You still can. In fact, as we have discussed many times earlier, despite all the recent mistakes, not always due to events that Kuwait was in control of itself, mostly in fact not, the small GCC states are still much better off than most developing nations in the world and the vast, vast majority of Muslim countries. On almost every parameter that you can look at. In fact the entire GCC, being an almost 2 trillion USD big economy (GDP nominal) and with everything that has been accomplished, is the closest to those nations (Singapore, Brunei, Macau, Hong Kong) that you have mentioned. However due to the many years of wealth and overall small problems, critics have grown complacent and a lack of push towards further improvement was halted for various reasons. After all adversity is the mother of progress.

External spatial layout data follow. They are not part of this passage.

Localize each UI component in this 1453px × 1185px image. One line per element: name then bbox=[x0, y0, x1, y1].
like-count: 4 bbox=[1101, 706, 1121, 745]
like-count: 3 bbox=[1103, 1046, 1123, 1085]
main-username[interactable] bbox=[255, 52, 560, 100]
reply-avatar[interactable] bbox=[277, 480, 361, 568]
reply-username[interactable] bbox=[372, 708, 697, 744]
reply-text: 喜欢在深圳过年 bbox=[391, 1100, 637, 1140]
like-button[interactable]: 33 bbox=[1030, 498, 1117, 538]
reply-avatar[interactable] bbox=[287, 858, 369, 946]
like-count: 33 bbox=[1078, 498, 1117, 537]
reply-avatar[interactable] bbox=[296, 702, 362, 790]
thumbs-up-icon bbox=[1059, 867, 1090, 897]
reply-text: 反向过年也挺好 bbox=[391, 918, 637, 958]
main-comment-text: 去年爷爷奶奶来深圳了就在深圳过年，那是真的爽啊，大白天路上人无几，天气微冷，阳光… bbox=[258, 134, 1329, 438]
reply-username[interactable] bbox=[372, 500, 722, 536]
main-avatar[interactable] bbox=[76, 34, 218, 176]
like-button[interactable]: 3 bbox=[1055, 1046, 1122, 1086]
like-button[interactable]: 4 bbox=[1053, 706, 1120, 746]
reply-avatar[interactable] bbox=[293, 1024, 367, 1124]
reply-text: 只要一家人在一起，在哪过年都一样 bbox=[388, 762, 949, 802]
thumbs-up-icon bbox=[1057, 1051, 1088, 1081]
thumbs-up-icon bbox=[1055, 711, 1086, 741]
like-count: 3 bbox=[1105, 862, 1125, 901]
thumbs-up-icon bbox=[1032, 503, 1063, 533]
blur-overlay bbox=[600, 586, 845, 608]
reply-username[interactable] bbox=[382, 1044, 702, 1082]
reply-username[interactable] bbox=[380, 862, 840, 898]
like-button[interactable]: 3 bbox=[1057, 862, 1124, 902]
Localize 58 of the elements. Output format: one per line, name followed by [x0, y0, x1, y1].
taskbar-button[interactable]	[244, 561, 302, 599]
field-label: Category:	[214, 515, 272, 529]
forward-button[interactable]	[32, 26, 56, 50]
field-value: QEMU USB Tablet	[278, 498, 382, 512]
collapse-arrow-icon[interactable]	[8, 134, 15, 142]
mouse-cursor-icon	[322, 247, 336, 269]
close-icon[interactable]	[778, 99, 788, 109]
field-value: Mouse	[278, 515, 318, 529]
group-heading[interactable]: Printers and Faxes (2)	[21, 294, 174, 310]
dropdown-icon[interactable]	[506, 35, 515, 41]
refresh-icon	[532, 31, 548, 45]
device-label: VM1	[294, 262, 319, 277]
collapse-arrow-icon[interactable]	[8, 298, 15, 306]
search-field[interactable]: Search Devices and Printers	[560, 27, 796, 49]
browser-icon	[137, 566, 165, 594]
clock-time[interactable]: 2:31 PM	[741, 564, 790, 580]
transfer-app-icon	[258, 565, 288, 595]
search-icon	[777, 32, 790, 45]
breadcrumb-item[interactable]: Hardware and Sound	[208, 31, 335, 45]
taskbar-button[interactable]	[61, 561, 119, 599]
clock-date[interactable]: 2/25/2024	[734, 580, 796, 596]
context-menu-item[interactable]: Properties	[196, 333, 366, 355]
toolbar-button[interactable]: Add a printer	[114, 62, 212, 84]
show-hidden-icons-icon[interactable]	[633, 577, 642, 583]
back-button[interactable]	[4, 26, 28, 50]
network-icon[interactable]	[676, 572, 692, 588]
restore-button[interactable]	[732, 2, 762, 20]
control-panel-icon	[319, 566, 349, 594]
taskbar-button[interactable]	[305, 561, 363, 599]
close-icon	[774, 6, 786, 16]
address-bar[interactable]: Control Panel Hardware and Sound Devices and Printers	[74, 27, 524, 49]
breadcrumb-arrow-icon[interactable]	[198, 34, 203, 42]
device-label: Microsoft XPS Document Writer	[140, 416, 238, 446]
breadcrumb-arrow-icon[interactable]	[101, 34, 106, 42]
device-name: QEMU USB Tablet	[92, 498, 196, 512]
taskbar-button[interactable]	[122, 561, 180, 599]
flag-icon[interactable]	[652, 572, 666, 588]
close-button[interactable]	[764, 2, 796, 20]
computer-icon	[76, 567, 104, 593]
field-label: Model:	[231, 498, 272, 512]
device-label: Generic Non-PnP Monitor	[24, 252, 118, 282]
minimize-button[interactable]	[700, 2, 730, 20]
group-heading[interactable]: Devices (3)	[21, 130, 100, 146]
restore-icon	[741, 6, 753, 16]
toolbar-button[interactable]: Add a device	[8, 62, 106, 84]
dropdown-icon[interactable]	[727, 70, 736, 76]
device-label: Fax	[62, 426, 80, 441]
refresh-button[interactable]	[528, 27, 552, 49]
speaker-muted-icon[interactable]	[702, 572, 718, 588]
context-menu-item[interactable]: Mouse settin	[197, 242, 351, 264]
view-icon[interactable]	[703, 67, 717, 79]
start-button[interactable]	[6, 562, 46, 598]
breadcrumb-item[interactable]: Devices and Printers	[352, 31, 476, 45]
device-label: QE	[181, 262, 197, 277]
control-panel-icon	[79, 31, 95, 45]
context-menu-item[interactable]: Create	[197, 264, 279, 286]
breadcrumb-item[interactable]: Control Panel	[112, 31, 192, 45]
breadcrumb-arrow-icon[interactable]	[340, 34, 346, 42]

So it is about time that the GCC regimes and societies experience challenges. It took low oil prices for the leadership in KSA to wake up and initiate some of the numerous positive economic, military, industrial and social changes as well as theological. I know that the Saudi Vision 2030 is not breaking news by now but anyone that has followed internal events in KSA in the past 18 months will know what I am talking about. Which is why I wrote initially that the recent Qatari crisis will strengthen the GCC and not weaken it. If anything, in a worst case scenario, Qatar leaves the union (nothing points to it) they will eventually return due to simple facts of geography, history, people, ties on all fronts and common logic and future natural progress. For once, as I have said many times, further regional integration in the GCC on all fronts, is a given and I expect this to include Yemen and other regional Arab countries eventually. Similarly we will see the Maghreb cooperate more with each other and realize that their future is closely tied hence cooperation is the way forward.